Joyce Carol Oates scrive tantissimo e sfortunatamente alcuni tra i suoi libri più belli non sono stati tradotti in italiano. Non so quale sarà il destino di questo romanzo, uscito la scorsa primavera, ma so che è uno dei suoi migliori. La Oates infatti dà il meglio quando esplora la complessità dei rapporti familiari, la difficoltà delle loro dinamiche, le incomprensioni e i rancori che serpeggiano tra persone che vivono sotto lo stesso tetto.
La protagonista qui è Violet Rue, l'ultima nata in una famiglia numerosa, che ruota attorno alla figura carismatica del padre, un uomo forte e ancora bello, orgoglioso dei suoi sette figli, della casa che ha dato alla sua famiglia, incurante delle ragnatele di vene che percorrono le gambe di sua moglie, del suo corpo sformato dalle troppe gravidanze, perché fuori casa trova la giovinezza e la bellezza che lei ormai ha perso.
Violet ama suo padre e soprattutto ama i due fratelli maggiori, ma una notte un ragazzo nero viene ucciso, mentre torna a casa in bicicletta. Gli indizi portano ai due fratelli, a quello che Violet ha visto quella notte. Basta poco per rompere il patto di sangue, il tacito muro di silenzio e protezione che ha creato il padre. Violet si ritrova fuori dalla famiglia, rifiutata dalle persone che più ama ma che ha tradito. Un topo, una spia. Il romanzo è la storia del suo vagare da una città all'altra, da una scuola all'altra, da un uomo sbagliato all'altro, con il solo pensiero di tornare a casa, senza poterlo fare.

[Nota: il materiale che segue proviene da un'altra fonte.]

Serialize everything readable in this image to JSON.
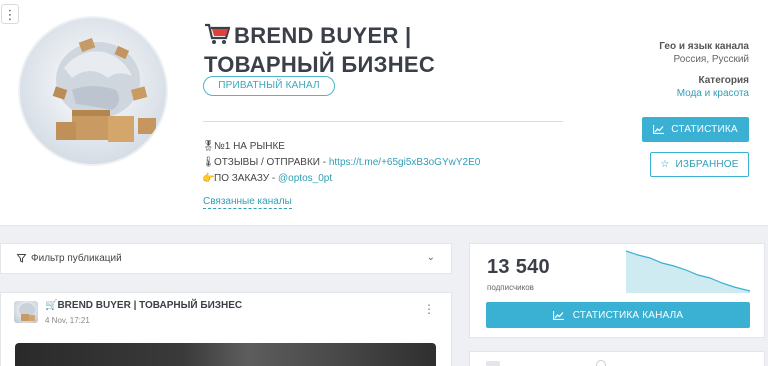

È un romanzo duro, che parla di rapporti ruvidi, di un'infanzia violata, di una ragazza che non riesce a liberarsi dal retaggio di una famiglia che l'ha estromessa. Una famiglia spezzata e dilaniata dalle bugie, dai debiti, dal rancore. Perché forse non basta avere lo stesso cognome e gli stessi genitori per essere davvero fratelli.